I think given the way your tasks are likely to fall it makes sense to put Translation under Community

@ElisabettaC77: Honestly I feel I have lots to learn

@Tim_Kaye: OK, so now we seem to have six teams, with Translations being added to the previous five.

@klein: No

@Tim_Kaye: Is everyone happy with that outcome?

@klein: I do not think Translations should stand on its own

@Wade_Striebel: I think we are going the opposite way of what the original proposal was intending to do - I agree with @klein

@klein: Not yet.

@James_Nylen: does that make sense to you @ElisabettaC77?

@invisnet: who have we got that can do translations of any kind?

or maybe simpler, how many people have we got?

@klein: I think it makes sense to Fold it into Community or at least keep it tied to Docs

@Wade_Striebel: No one, because we didn’t have a team

@fwolf: Now the bad part of translation / i18n not going forward is: I essentially cannot do ANY KIND of proper promotion for CP …

@ElisabettaC77: Translation can start in community.
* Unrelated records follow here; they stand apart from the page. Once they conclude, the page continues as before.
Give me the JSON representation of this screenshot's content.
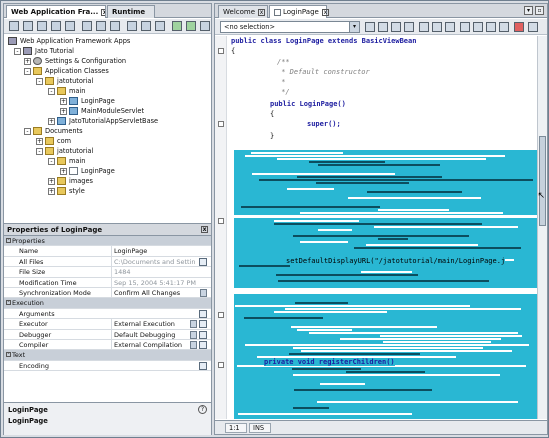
{
  "left_tabs": [
    {
      "label": "Web Application Fra..."
    },
    {
      "label": "Runtime"
    }
  ],
  "tree": [
    {
      "label": "Web Application Framework Apps",
      "icon": "globe-icon"
    },
    {
      "label": "Jato Tutorial",
      "icon": "project-icon"
    },
    {
      "label": "Settings & Configuration",
      "icon": "gear-icon"
    },
    {
      "label": "Application Classes",
      "icon": "folder-icon"
    },
    {
      "label": "jatotutorial",
      "icon": "folder-icon"
    },
    {
      "label": "main",
      "icon": "folder-icon"
    },
    {
      "label": "LoginPage",
      "icon": "class-icon"
    },
    {
      "label": "MainModuleServlet",
      "icon": "class-icon"
    },
    {
      "label": "JatoTutorialAppServletBase",
      "icon": "class-icon"
    },
    {
      "label": "Documents",
      "icon": "folder-icon"
    },
    {
      "label": "com",
      "icon": "folder-icon"
    },
    {
      "label": "jatotutorial",
      "icon": "folder-icon"
    },
    {
      "label": "main",
      "icon": "folder-icon"
    },
    {
      "label": "LoginPage",
      "icon": "page-icon"
    },
    {
      "label": "images",
      "icon": "folder-icon"
    },
    {
      "label": "style",
      "icon": "folder-icon"
    }
  ],
  "properties": {
    "title": "Properties of LoginPage",
    "rows": [
      {
        "key": "Properties",
        "section": true
      },
      {
        "key": "Name",
        "value": "LoginPage"
      },
      {
        "key": "All Files",
        "value": "C:\\Documents and Settin",
        "dim": true,
        "button": true
      },
      {
        "key": "File Size",
        "value": "1484",
        "dim": true
      },
      {
        "key": "Modification Time",
        "value": "Sep 15, 2004 5:41:17 PM",
        "dim": true
      },
      {
        "key": "Synchronization Mode",
        "value": "Confirm All Changes",
        "dropdown": true
      },
      {
        "key": "Execution",
        "section": true
      },
      {
        "key": "Arguments",
        "value": "",
        "button": true
      },
      {
        "key": "Executor",
        "value": "External Execution",
        "button": true,
        "dropdown": true
      },
      {
        "key": "Debugger",
        "value": "Default Debugging",
        "button": true,
        "dropdown": true
      },
      {
        "key": "Compiler",
        "value": "External Compilation",
        "button": true,
        "dropdown": true
      },
      {
        "key": "Text",
        "section": true
      },
      {
        "key": "Encoding",
        "value": "",
        "button": true
      }
    ]
  },
  "left_status": {
    "line1": "LoginPage",
    "line2": "LoginPage"
  },
  "right_tabs": [
    {
      "label": "Welcome"
    },
    {
      "label": "LoginPage"
    }
  ],
  "selector": {
    "value": "<no selection>"
  },
  "code": {
    "class_decl": "public class LoginPage extends BasicViewBean",
    "brace_open": "{",
    "comment_start": "/**",
    "comment_line": " * Default constructor",
    "comment_star": " *",
    "comment_end": " */",
    "ctor": "public LoginPage()",
    "brace2": "{",
    "super_call": "super();",
    "brace3": "}",
    "setdisplay": "setDefaultDisplayURL(\"/jatotutorial/main/LoginPage.j",
    "private_method": "private void registerChildren()"
  },
  "status": {
    "position": "1:1",
    "mode": "INS"
  }
}
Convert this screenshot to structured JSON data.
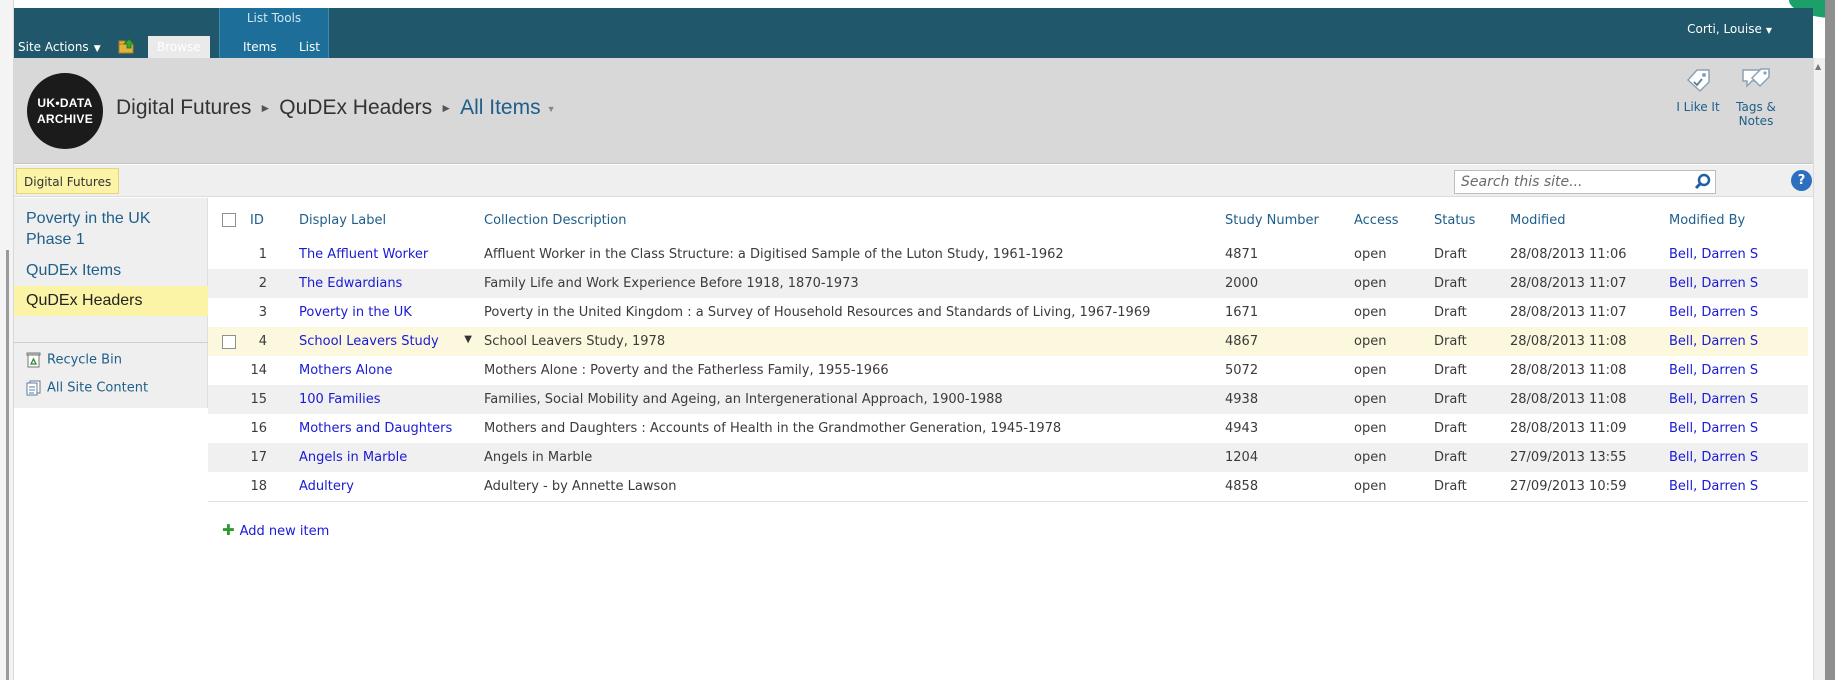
{
  "ribbon": {
    "site_actions": "Site Actions",
    "list_tools": "List Tools",
    "tabs": {
      "browse": "Browse",
      "items": "Items",
      "list": "List"
    },
    "user": "Corti, Louise"
  },
  "header": {
    "logo_line1": "UK•DATA",
    "logo_line2": "ARCHIVE",
    "breadcrumb": [
      "Digital Futures",
      "QuDEx Headers",
      "All Items"
    ],
    "i_like_it": "I Like It",
    "tags_notes": "Tags & Notes"
  },
  "topbar": {
    "home": "Digital Futures",
    "search_placeholder": "Search this site...",
    "help": "?"
  },
  "left_nav": {
    "items": [
      "Poverty in the UK Phase 1",
      "QuDEx Items",
      "QuDEx Headers"
    ],
    "recycle_bin": "Recycle Bin",
    "all_site_content": "All Site Content"
  },
  "list": {
    "columns": [
      "ID",
      "Display Label",
      "Collection Description",
      "Study Number",
      "Access",
      "Status",
      "Modified",
      "Modified By"
    ],
    "rows": [
      {
        "id": "1",
        "label": "The Affluent Worker",
        "desc": "Affluent Worker in the Class Structure: a Digitised Sample of the Luton Study, 1961-1962",
        "study": "4871",
        "access": "open",
        "status": "Draft",
        "modified": "28/08/2013 11:06",
        "by": "Bell, Darren S"
      },
      {
        "id": "2",
        "label": "The Edwardians",
        "desc": "Family Life and Work Experience Before 1918, 1870-1973",
        "study": "2000",
        "access": "open",
        "status": "Draft",
        "modified": "28/08/2013 11:07",
        "by": "Bell, Darren S"
      },
      {
        "id": "3",
        "label": "Poverty in the UK",
        "desc": "Poverty in the United Kingdom : a Survey of Household Resources and Standards of Living, 1967-1969",
        "study": "1671",
        "access": "open",
        "status": "Draft",
        "modified": "28/08/2013 11:07",
        "by": "Bell, Darren S"
      },
      {
        "id": "4",
        "label": "School Leavers Study",
        "desc": "School Leavers Study, 1978",
        "study": "4867",
        "access": "open",
        "status": "Draft",
        "modified": "28/08/2013 11:08",
        "by": "Bell, Darren S"
      },
      {
        "id": "14",
        "label": "Mothers Alone",
        "desc": "Mothers Alone : Poverty and the Fatherless Family, 1955-1966",
        "study": "5072",
        "access": "open",
        "status": "Draft",
        "modified": "28/08/2013 11:08",
        "by": "Bell, Darren S"
      },
      {
        "id": "15",
        "label": "100 Families",
        "desc": "Families, Social Mobility and Ageing, an Intergenerational Approach, 1900-1988",
        "study": "4938",
        "access": "open",
        "status": "Draft",
        "modified": "28/08/2013 11:08",
        "by": "Bell, Darren S"
      },
      {
        "id": "16",
        "label": "Mothers and Daughters",
        "desc": "Mothers and Daughters : Accounts of Health in the Grandmother Generation, 1945-1978",
        "study": "4943",
        "access": "open",
        "status": "Draft",
        "modified": "28/08/2013 11:09",
        "by": "Bell, Darren S"
      },
      {
        "id": "17",
        "label": "Angels in Marble",
        "desc": "Angels in Marble",
        "study": "1204",
        "access": "open",
        "status": "Draft",
        "modified": "27/09/2013 13:55",
        "by": "Bell, Darren S"
      },
      {
        "id": "18",
        "label": "Adultery",
        "desc": "Adultery - by Annette Lawson",
        "study": "4858",
        "access": "open",
        "status": "Draft",
        "modified": "27/09/2013 10:59",
        "by": "Bell, Darren S"
      }
    ],
    "add_new": "Add new item"
  }
}
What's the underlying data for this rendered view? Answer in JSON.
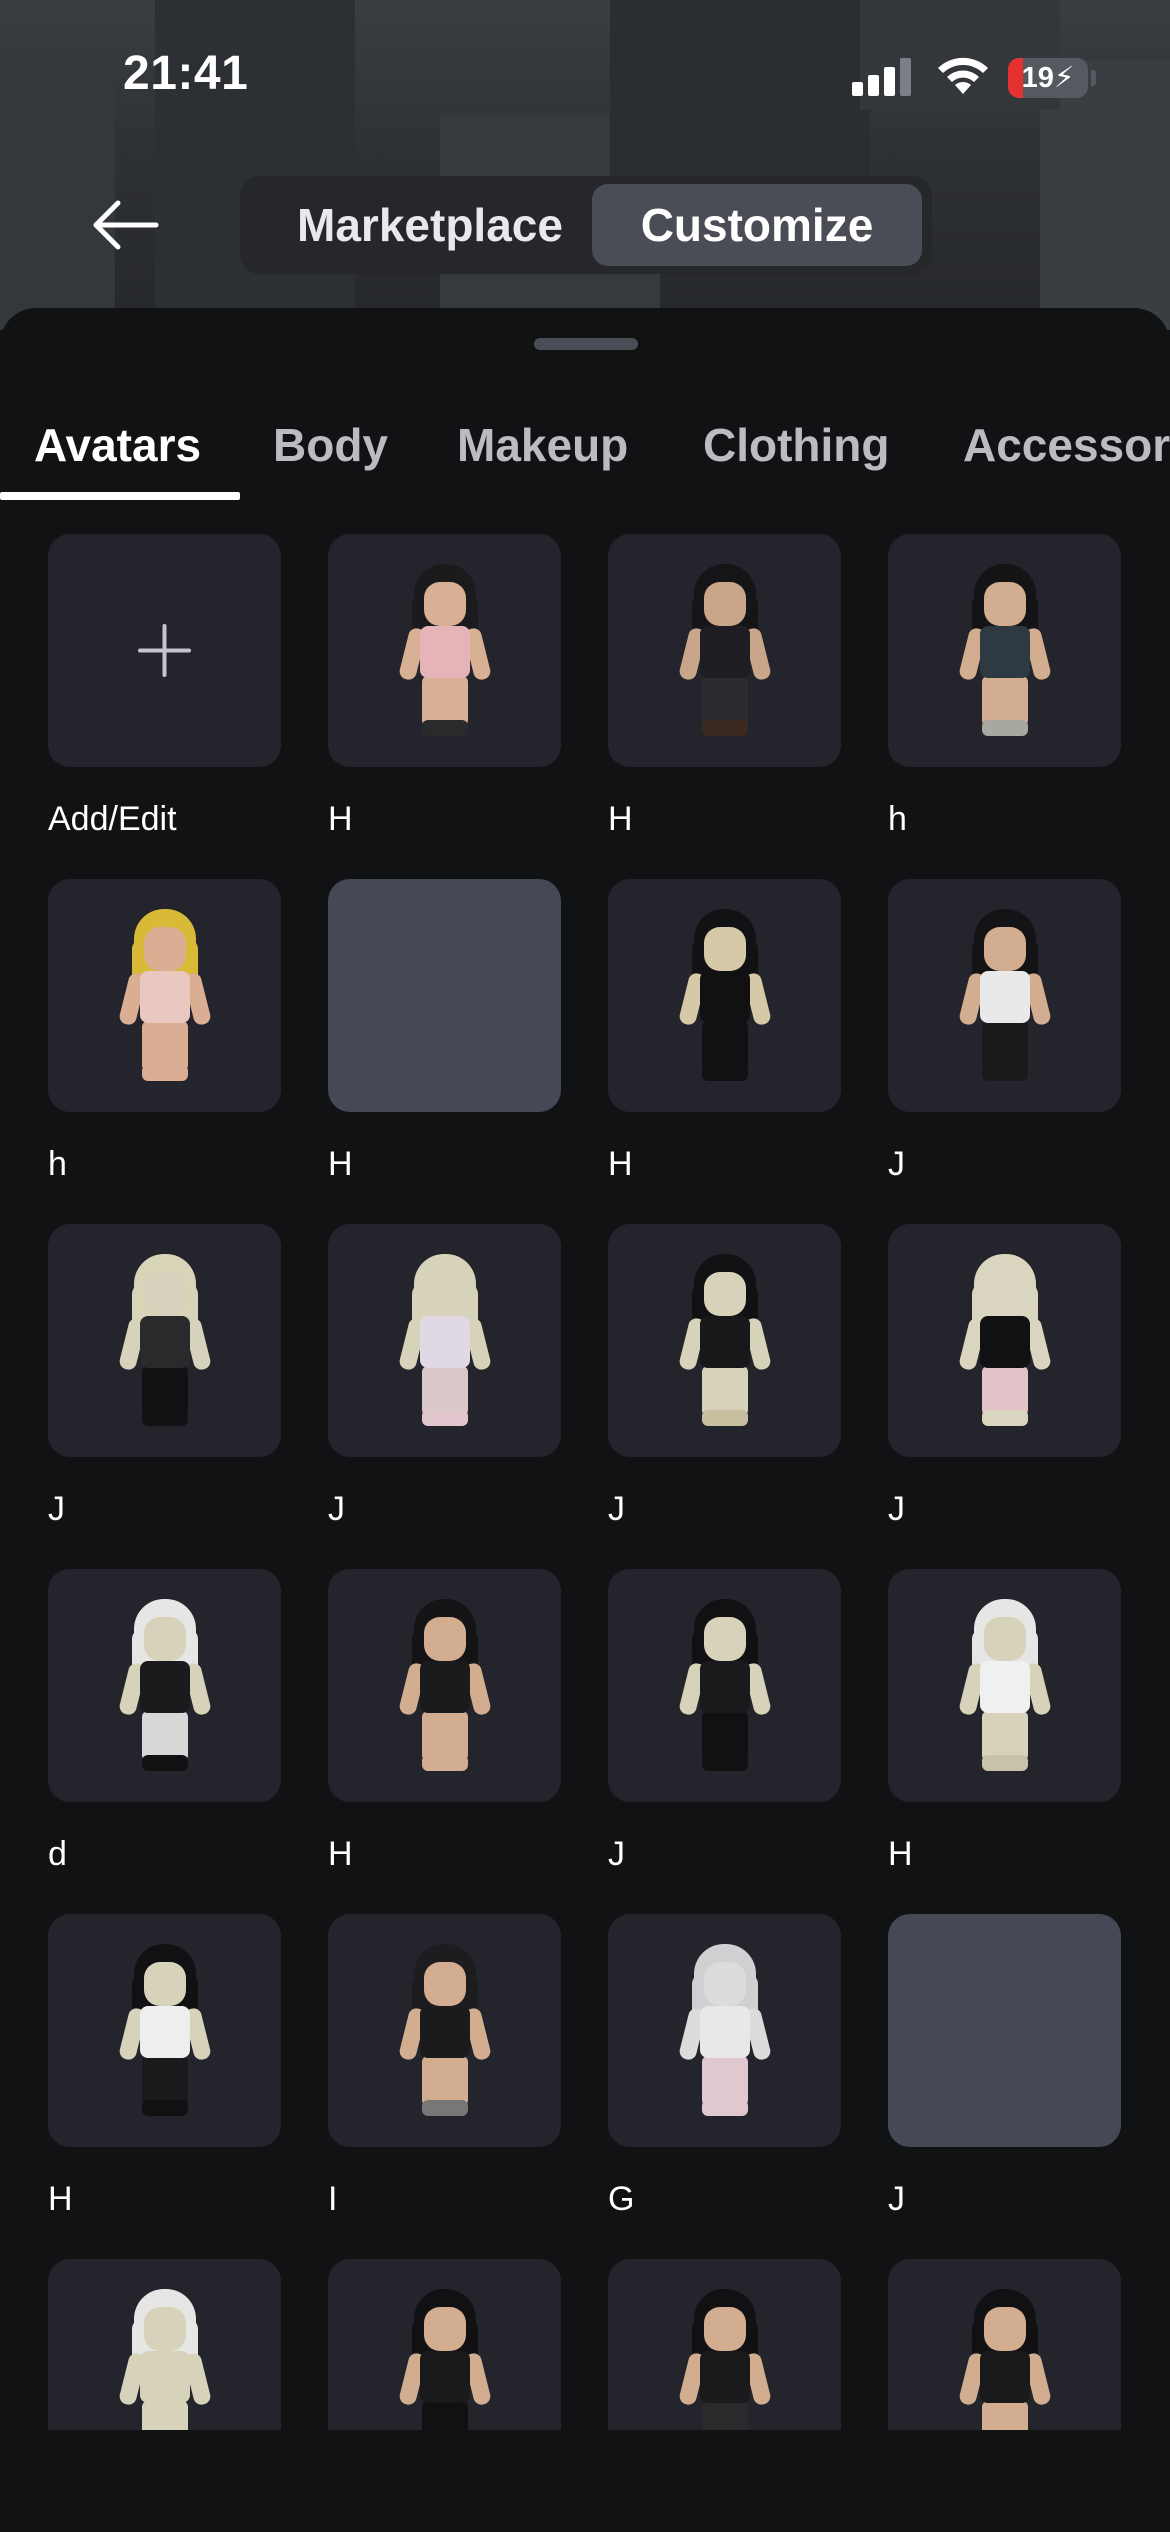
{
  "status_bar": {
    "time": "21:41",
    "battery_level": "19",
    "battery_fraction": 0.19,
    "signal_icon": "cellular-signal-icon",
    "wifi_icon": "wifi-icon",
    "battery_icon": "battery-charging-icon"
  },
  "header": {
    "back_icon": "arrow-left-icon",
    "segments": [
      "Marketplace",
      "Customize"
    ],
    "active_segment": "Customize"
  },
  "tabs": {
    "items": [
      "Avatars",
      "Body",
      "Makeup",
      "Clothing",
      "Accessor"
    ],
    "active": "Avatars"
  },
  "avatars": {
    "add_label": "Add/Edit",
    "add_icon": "plus-icon",
    "items": [
      {
        "label": "H"
      },
      {
        "label": "H"
      },
      {
        "label": "h"
      },
      {
        "label": "h"
      },
      {
        "label": "H"
      },
      {
        "label": "H"
      },
      {
        "label": "J"
      },
      {
        "label": "J"
      },
      {
        "label": "J"
      },
      {
        "label": "J"
      },
      {
        "label": "J"
      },
      {
        "label": "d"
      },
      {
        "label": "H"
      },
      {
        "label": "J"
      },
      {
        "label": "H"
      },
      {
        "label": "H"
      },
      {
        "label": "I"
      },
      {
        "label": "G"
      },
      {
        "label": "J"
      },
      {
        "label": ""
      },
      {
        "label": ""
      },
      {
        "label": ""
      },
      {
        "label": ""
      }
    ]
  },
  "colors": {
    "background": "#111214",
    "card": "#24252c",
    "card_blank": "#464955",
    "active_segment": "#4a4d56",
    "battery_low": "#e5312f"
  }
}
Then detach. And it needs to be translation and docs. Where we first focus on docs then on localization

@James_Nylen: other way around

@Tim_Kaye: @fwolf What do you mean?

@James_Nylen: first set up infrastructure and people for keeping core translations up to date, then branch out to plugins and docs

@fwolf: localization first, then (translation of the) docs?

@ElisabettaC77: May make sense.

@James_Nylen: always start with what you know you need today (a cart), rather than what we might want one day (a spaceship)

@Tim_Kaye: OK, so we are back to five teams now. Though we might revisit this list at a subsequent meeting. Translations and docs will be under the Community and Infrastructure teams.

@James_Nylen: can we not do this weird “double parent” thing?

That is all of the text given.